I Schreiben als Weg, Befreiung und Transformation

Mit dem Schreiben während einer Therapie, meiner ersten, langen, begann alles. Denn etwas in mir war aufgebrochen, ich konnte, was da herausnwollte, nicht mehr halten, nicht mehr aushalten, wollte auch nicht. Auch wenn ich den Text selber fast nicht aushielt und beim Vorlesen in der Therapie schon gar nicht. Die Sprache, meine Stimme, die Inhalte. Diese Seite kannte ich nicht, sie war mehrfach wegzensiert. Zwei Diktaturen hatten es geschafft – dass auch die andere Diktatur eine Rolle gespielt hatte, in dem Leben der Westdeutschen, begriff ich erst später – plus die Diktatur der Familiengeheimnisse bzw. -tabus, plus das, was wir in Schule und Gesellschaft für „gute Schreibe“ hielten, hatten mich, die von Natur aus Lesende, Denkende, Lernende, Schreibende, verkrüppelt. Wo aber Denken und Fühlen verkrüppelt sind, was bleibt da noch übrig? Auf jeden Fall kein authentisches Selbst. Kein Wunder, dass ich ständig „zu sehr liebte“, mich selbst aber zu wenig, dass ich keinen Schimmer davon hatte, was Liebe ūberhaupt ist, oder halt! Natürlich wusste ich es, jedeR weiss es, aber ob wir es jemals realisieren können, das Lieben und sich lieben lassen, das ist die ganz andere Frage.

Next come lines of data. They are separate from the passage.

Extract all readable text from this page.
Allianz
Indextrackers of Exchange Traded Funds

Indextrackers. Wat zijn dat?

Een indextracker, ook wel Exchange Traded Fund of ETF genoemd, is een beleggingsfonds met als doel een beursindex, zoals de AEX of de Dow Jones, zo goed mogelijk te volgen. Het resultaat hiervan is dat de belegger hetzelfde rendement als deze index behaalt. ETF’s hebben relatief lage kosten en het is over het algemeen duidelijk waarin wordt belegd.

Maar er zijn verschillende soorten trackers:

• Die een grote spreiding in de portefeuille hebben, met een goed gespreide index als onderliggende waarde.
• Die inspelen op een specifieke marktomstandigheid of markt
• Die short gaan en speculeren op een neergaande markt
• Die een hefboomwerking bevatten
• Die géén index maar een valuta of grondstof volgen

Ich vermochte es kaum, musste, wie Siegmund Freud es beschreibt, meine Geschichte der Heillosigkeit in Beziehungen, des Hoffens wider besseres Wissen, (dass die Narzissten sich ändern würden, wenn man nur ehrlich und loyal zu ihnen bliebe und ihnen verzieh) immer wieder erzählen. Seht her, rief die Geschichte, hier könnt Ihr lernen, wo der ganz große Irrtum liegt, der die Heldin einen falschen Weg nehmen lässt! Was dann folgte, war eine Geschichte der Ablösung von einem Narzissten ohne Selbsteinsicht, obwohl sie nicht die einzig Getäuschte gewesen war, es waren immer die Verführten selber, die schuld waren in ihrer großen Verwundbarkeit! Sie waren und sind es, die eine Gefahr für diejenigen darstellen, die auf der Autoritäts-Seite stehen. Die Autoritäten (Lehrer, Priester, Regisseure…) können und wollen nicht einsehen, dass sie ihre eigene frühkindliche Gier nach Anerkennung und mehr auf die  „verletzbaren, emotionalen“ Frauen schieben. Mit diesen Zuschreibungen sind sie mal wieder aus dem Schneider, denn gegen ihren Willen verführt. Fragt sich, wer von beiden Seiten real in einer systemischen Position der Unterlegenheit ist und oft gehalten wird. Überhaupt wird systemische Gewalt kaum je problematisiert.

Dies anzuerkennen und zu sich zu nehmen: Wo ein Mann in der Lehrer- (oder anderer Leitungs-) rolle das kann bzw. übt, gibt es eine gute Chance für beide zu wachsen.

Viele vergessen es, dass es das Tagebuch schreiben war, der Briefwechsel, das Lesen, welche die Einsamkeit zum Tode überwinden halfen! Wir wollen doch EINS: bezeugen, dass ein anderes Wesen auf dieser schrecklich-schönen Welt 1. etwas Ähnliches wie wir selber erlebt hat 2. es überlebt hat 3. es offenbar nicht dauerhaft in der Gosse gelandet ist.

Vielleicht sind Sie bald dieses andere Wesen, und wieder andere richten sich an Ihnen auf.